Manuscript of Regulations of the Georgian Royal Court.

Garigeba khelmts'ip'is karisa (გარიგება ჴელმწიფის კარისა), translated into English as "Regulations of the Royal Court", "Institution of the Royal Court" or "Constitution of the Royal Court", is a medieval Georgian code of laws commonly assigned to the second reign of George V "the Brilliant" (r. 1314–1346), or to a period not far removed from it. Only part of the original text has been preserved in the form of a single 17th-century manuscript. It is an important document bearing on the structure of the Kingdom of Georgia and usefully supplements the account of the Georgian medieval court and state organization given by the early 18th-century scholar Prince Vakhushti in his description of Georgia.

What has survived of this treatise provides a systematic and minutely elucidated picture of the court, administrative machinery and social structure of the medieval Georgian state. Some clauses of the treatise are clearly based on tradition going back to the 11th and 12th centuries. Among the most important chapters are those dealing with court etiquette, including such ceremonies as the order for the coronation service, the king's dressing and robing, the serving of the royal dinner, audiences, and the celebration of major holidays and religious feast days. The duties and prerogatives of the ministers of state (viziers) are laid down, and the protocol for sessions of the Privy Council (savaziro) is set out. A chapter on the responsibilities of the amirspasalar (commander-in-chief) and his staff gives technical details on the equipment and armor supplied to the Georgian royal army.

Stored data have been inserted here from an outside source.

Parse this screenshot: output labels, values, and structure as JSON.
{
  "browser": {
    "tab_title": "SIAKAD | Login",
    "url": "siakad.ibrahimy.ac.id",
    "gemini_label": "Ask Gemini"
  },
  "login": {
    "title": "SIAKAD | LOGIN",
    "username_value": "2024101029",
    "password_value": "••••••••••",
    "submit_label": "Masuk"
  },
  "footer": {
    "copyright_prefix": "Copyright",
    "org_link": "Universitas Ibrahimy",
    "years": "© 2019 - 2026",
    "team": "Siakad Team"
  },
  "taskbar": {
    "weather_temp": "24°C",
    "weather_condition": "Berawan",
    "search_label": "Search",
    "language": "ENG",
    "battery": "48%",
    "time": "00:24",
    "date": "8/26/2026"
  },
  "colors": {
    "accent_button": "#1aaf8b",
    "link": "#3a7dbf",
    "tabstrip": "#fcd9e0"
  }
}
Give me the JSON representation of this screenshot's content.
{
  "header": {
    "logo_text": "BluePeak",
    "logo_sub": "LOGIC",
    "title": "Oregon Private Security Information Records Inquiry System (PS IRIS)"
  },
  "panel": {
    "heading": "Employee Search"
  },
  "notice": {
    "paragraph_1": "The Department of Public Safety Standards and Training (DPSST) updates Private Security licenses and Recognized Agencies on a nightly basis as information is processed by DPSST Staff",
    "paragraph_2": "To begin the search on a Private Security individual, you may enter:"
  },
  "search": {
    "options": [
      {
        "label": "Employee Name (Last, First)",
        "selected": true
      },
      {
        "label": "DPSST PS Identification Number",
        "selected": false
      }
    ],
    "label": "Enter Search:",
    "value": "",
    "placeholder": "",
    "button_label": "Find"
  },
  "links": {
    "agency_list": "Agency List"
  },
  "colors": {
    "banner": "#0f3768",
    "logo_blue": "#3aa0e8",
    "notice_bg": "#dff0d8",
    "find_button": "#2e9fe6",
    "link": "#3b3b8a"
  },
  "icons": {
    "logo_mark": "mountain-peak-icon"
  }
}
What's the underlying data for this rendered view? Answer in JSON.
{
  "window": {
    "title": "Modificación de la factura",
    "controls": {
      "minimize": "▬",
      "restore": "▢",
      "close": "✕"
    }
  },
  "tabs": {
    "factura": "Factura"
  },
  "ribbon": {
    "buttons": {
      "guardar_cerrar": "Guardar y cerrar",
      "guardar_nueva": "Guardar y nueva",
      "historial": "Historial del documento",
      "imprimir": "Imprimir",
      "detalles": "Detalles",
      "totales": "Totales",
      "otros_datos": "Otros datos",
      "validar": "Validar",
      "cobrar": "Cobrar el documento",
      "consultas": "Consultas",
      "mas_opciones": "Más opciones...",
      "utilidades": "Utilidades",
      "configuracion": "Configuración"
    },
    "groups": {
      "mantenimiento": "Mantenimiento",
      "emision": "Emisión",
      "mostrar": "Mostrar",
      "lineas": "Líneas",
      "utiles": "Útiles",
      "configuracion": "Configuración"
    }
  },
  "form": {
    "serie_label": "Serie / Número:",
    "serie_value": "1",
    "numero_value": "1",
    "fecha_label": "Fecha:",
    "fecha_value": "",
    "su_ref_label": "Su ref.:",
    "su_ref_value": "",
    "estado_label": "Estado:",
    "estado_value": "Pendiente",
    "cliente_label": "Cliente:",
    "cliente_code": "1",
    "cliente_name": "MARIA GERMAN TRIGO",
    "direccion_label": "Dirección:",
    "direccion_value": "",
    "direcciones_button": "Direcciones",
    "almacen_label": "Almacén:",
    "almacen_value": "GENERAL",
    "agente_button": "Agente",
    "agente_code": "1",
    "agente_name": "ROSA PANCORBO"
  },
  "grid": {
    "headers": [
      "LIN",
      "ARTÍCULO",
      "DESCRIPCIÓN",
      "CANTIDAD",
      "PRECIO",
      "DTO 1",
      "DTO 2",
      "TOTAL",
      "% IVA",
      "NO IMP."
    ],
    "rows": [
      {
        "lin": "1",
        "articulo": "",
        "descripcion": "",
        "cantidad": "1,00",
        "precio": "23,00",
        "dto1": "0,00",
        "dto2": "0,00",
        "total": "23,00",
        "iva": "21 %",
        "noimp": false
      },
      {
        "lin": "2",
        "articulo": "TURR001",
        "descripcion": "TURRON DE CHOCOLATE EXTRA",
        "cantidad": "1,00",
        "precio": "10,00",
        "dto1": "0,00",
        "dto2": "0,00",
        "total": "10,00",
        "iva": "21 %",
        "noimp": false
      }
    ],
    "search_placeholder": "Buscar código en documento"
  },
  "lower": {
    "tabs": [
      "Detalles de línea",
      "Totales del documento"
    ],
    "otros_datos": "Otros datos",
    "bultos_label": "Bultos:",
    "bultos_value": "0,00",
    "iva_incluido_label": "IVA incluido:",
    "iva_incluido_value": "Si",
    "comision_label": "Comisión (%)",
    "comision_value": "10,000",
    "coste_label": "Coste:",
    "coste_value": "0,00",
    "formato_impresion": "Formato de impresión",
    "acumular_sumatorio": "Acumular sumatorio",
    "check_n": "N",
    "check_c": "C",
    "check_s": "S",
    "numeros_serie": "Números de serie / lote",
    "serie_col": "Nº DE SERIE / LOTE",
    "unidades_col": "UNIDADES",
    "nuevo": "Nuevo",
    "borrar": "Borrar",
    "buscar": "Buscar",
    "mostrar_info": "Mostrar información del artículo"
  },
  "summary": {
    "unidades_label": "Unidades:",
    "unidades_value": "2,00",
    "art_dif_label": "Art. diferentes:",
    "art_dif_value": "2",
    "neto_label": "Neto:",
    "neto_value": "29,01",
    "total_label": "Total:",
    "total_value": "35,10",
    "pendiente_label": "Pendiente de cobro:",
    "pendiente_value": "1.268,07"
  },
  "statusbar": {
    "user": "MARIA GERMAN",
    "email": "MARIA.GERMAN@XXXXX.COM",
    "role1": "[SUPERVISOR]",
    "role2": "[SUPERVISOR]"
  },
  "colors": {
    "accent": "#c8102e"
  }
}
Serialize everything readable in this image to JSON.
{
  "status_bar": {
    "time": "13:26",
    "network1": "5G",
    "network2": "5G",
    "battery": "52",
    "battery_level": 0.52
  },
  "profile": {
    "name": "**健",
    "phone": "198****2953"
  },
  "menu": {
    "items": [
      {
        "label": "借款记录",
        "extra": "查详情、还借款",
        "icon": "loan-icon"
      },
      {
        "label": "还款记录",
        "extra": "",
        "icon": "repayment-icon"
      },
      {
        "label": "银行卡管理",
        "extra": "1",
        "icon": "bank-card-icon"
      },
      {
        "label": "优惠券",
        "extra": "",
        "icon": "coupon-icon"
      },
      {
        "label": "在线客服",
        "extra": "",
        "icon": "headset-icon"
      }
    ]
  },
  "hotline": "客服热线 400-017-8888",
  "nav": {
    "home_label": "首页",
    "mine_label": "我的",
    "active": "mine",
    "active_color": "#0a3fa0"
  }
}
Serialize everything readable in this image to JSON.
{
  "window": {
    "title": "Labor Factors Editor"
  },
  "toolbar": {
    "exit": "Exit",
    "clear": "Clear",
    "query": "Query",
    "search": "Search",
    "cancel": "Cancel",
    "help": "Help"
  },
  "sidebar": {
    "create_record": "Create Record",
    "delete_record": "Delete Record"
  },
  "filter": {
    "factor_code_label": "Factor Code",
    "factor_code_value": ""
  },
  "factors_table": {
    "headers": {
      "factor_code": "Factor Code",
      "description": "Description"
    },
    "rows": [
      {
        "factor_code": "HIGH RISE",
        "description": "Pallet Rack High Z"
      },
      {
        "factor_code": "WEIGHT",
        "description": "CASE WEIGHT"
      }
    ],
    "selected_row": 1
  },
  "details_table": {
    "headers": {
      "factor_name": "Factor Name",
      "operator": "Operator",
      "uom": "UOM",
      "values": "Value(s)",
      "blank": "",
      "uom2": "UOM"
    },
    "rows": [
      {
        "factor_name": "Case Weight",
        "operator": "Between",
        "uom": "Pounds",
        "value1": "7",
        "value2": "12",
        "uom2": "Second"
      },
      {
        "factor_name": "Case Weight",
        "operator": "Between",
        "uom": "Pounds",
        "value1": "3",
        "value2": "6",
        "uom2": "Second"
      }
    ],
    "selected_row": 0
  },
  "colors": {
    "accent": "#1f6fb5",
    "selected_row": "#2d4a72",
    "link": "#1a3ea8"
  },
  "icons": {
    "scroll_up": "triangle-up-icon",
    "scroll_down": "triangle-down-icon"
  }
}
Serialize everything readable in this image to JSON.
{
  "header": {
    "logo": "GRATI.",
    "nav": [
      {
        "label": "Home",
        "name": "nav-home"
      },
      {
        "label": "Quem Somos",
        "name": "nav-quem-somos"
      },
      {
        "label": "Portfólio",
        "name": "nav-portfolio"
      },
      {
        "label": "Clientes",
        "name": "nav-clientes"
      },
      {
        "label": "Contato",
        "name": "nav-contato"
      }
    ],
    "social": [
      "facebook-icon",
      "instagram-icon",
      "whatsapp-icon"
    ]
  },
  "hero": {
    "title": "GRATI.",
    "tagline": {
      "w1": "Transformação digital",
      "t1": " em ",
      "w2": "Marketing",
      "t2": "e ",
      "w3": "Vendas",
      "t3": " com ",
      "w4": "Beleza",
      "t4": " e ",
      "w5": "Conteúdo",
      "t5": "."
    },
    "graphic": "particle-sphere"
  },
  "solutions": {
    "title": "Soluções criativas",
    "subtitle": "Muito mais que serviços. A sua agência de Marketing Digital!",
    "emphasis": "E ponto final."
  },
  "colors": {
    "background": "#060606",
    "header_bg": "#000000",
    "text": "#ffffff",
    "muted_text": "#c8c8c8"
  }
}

The document was discovered and published by Ekvtime Takaishvili, Institution des cours royales, Tiflis, 1920 (Monumenta Georgica, tom. IV, no. 1). Much of the material contained in it is translated in English and incorporated in W.E.D. Allen, A History of the Georgian People, London, 1932. Another important edition is Ivane Surguladze (ed., Tbilisi, 1993), Regulations of the Royal Crown (ხელმწიფის კარის გარიგება), which includes English translation by Ketevan Surguladze.